6. KESIMPULAN DAN SARAN

6.1. Kesimpulan

1. Laju deforestasi hutan pada areal HPT yang menjadi focus penelitian meningkat dari 231,3 hektar per tahun pada periode 1990-2000 menjadi 619,3 hektar per tahun periode 2000-2009. Sedangkan laju degradasi hutan memperlihatkan penurunan dimana pada periode 1990-2000 adalah sebesar 1.160 hektar per tahun menjadi 289.6 hektar per tahun pada rentang periode 2000-2009. Meningkatnya laju deforestasi yang terjadi disebabkan oleh maraknya konversi hutan menjadi perkebunan rakyat yaitu perkebunan kelapa sawit, perkebunan karet monokultur dan perkebunan karet agroforest.

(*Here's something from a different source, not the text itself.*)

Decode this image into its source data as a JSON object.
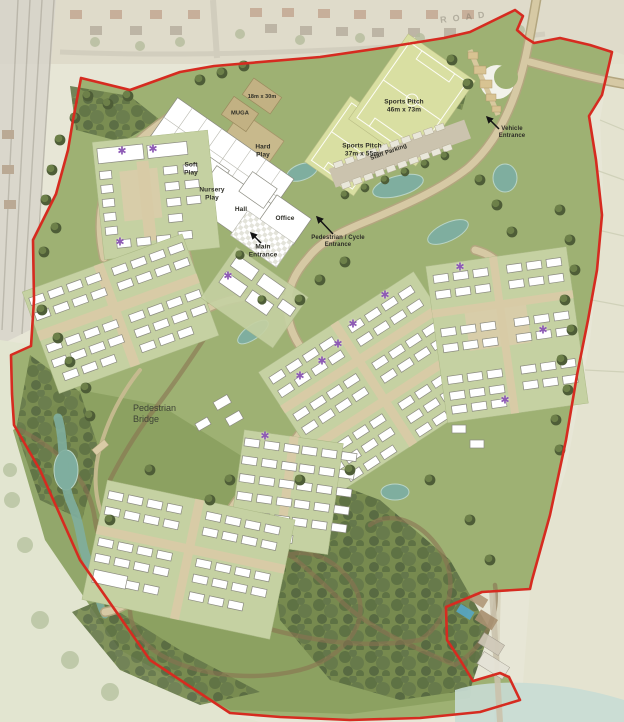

Penurunan laju degradasi hutan disebabkan oleh sudah tidak beroperasinya HPH di areal HPT-KPHP Unit 16. Semenjak tahun 2001 PT. Hatma Hutani yang merupakan HPH terakhir yang beroperasi di areal HPT-KPHP Unit 16 sudah tidak beroperasi sehingga sudah tidak ada lagi kegiatan ekspolitasi kayu yang menyebabkan tingginya degradasi hutan. Hutan yang telah mengalami degradasi pada periode tahun 1990-2000 dimana periode dengan laju degradasi hutan tertinggi pada areal HPT-KPHP Unit 16 dikonversi oleh masyarakat melalui proses jual beli lahanhutan menjadi perkebunan kelapa sawit dan karet sehingga menyebabkan naiknya laju deforestasi hutan. 2. Proses jual beli lahan informal land market institution terbentuk akibat desakan kebutuhan akan lahan yang dihadapi oleh masyarakat pendatang migrant dan adanya keinginan untuk meperjual belikan lahanhutan yang telah diklaim oleh masyarakat lokal karena menganggap tanah yang mereka kuasai tidak aman secara tenurial. Para pihak yang terlibat dala proses jual beli lahanhutan ini adalah pembeli, penjual, makelar, saksi jual beli dan kepala desaperangkat desa lainnya.